Broadcasting Freedom

Broadcasting Freedom PDF Author: Barbara Dianne Savage
Publisher: UNC Press Books
ISBN: 9780807848043
Category : Social Science
Languages : en
Pages : 412

Book Description
Tells how Blacks used radio

Radio Journalism in America

Radio Journalism in America PDF Author: Jim Cox
Publisher: McFarland
ISBN: 1476601194
Category : Performing Arts
Languages : en
Pages : 273

Book Description
This history of radio news reporting recounts and assesses the contributions of radio toward keeping America informed since the 1920s. It identifies distinct periods and milestones in broadcast journalism and includes a biographical dictionary of important figures who brought news to the airwaves. Americans were dependent on radio for cheap entertainment during the Great Depression and for critical information during the Second World War, when no other medium could approach its speed and accessibility.

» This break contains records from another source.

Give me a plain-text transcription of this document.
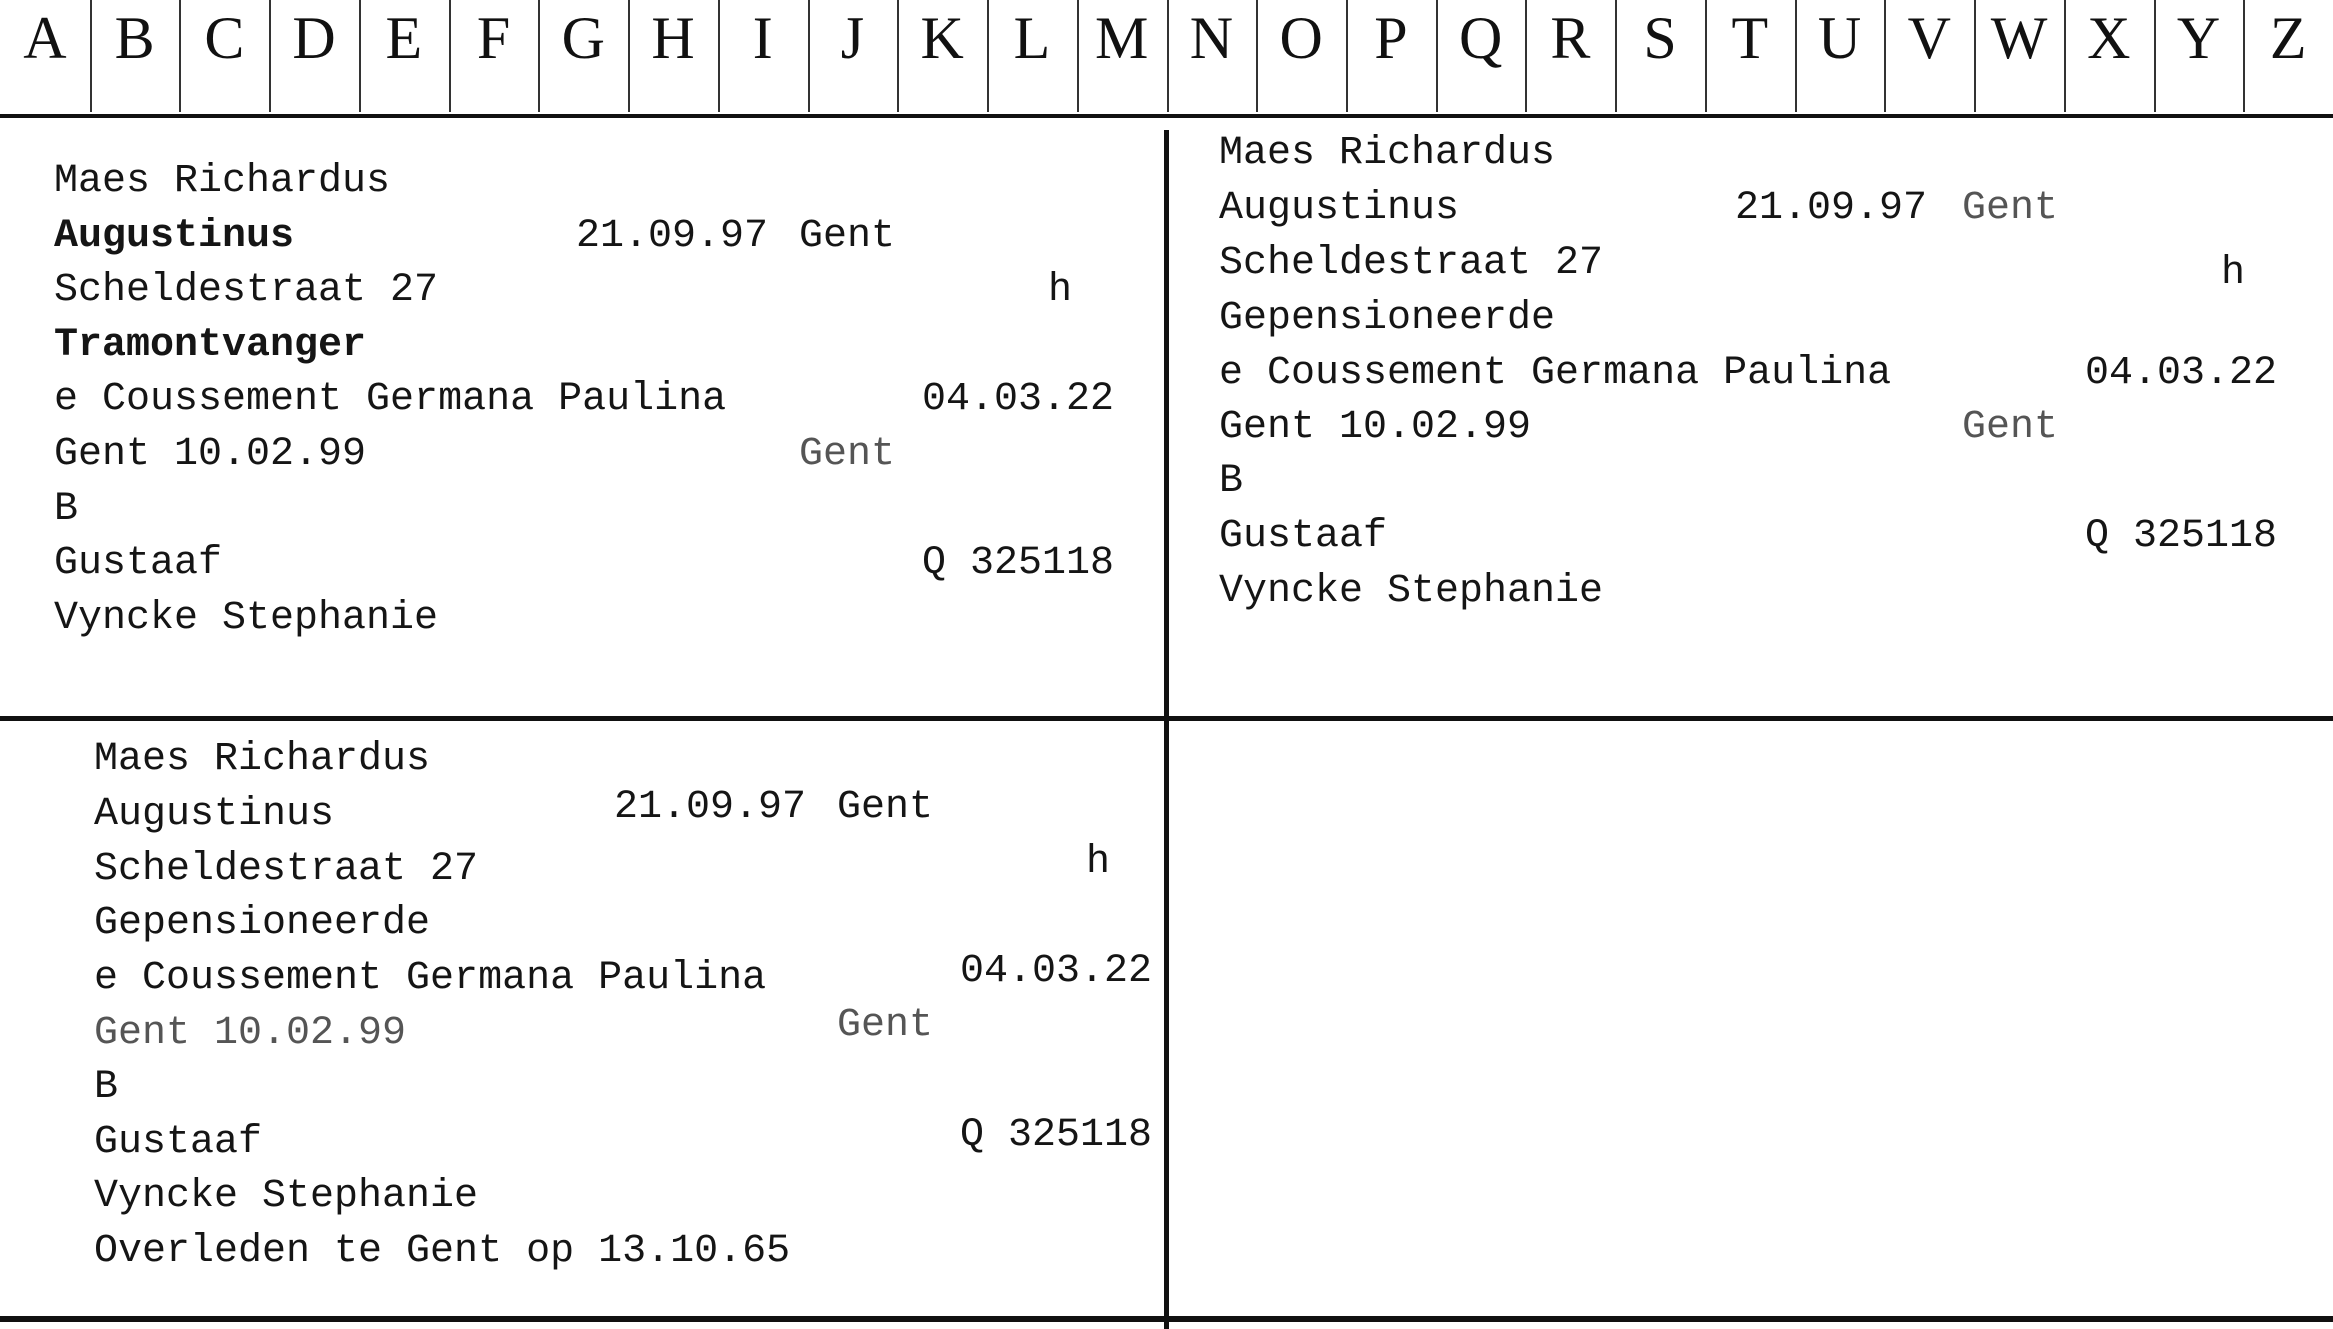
A B C D E F G H I	J K L M N O P Q R S T U V W X Y Z
Maes Richardus
Augustinus	21.09.97 Gent
Scheldestraat 27	h
Tramontvanger
e Coussement Germana Paulina	04.03.22
Gent 10.02.99	Gent
B
Gustaaf	Q 325118
Vyncke Stephanie
Maes Richardus
Augustinus	21.09.97 Gent
Scheldestraat 27	h
Gepensioneerde
e Coussement Germana Paulina	04.03.22
Gent 10.02.99	Gent
B
Gustaaf	Q 325118
Vyncke Stephanie
Maes Richardus
Augustinus	21.09.97 Gent
Scheldestraat 27	h
Gepensioneerde
e Coussement Germana Paulina	04.03.22
Gent 10.02.99	Gent
B
Gustaaf	Q 325118
Vyncke Stephanie
Overleden te Gent op 13.10.65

Radio's diminished influence in the age of television beginning in the 1950s is studied, as the aural medium shifted from being at the core of many families' activities to more specialized applications, reaching narrowly defined listener bases. Many people turned elsewhere for the news. (And now even TV is challenged by yet newer media.) The introduction of technological marvels throughout the past hundred years has significantly altered what Americans hear and how, when, and where they hear it.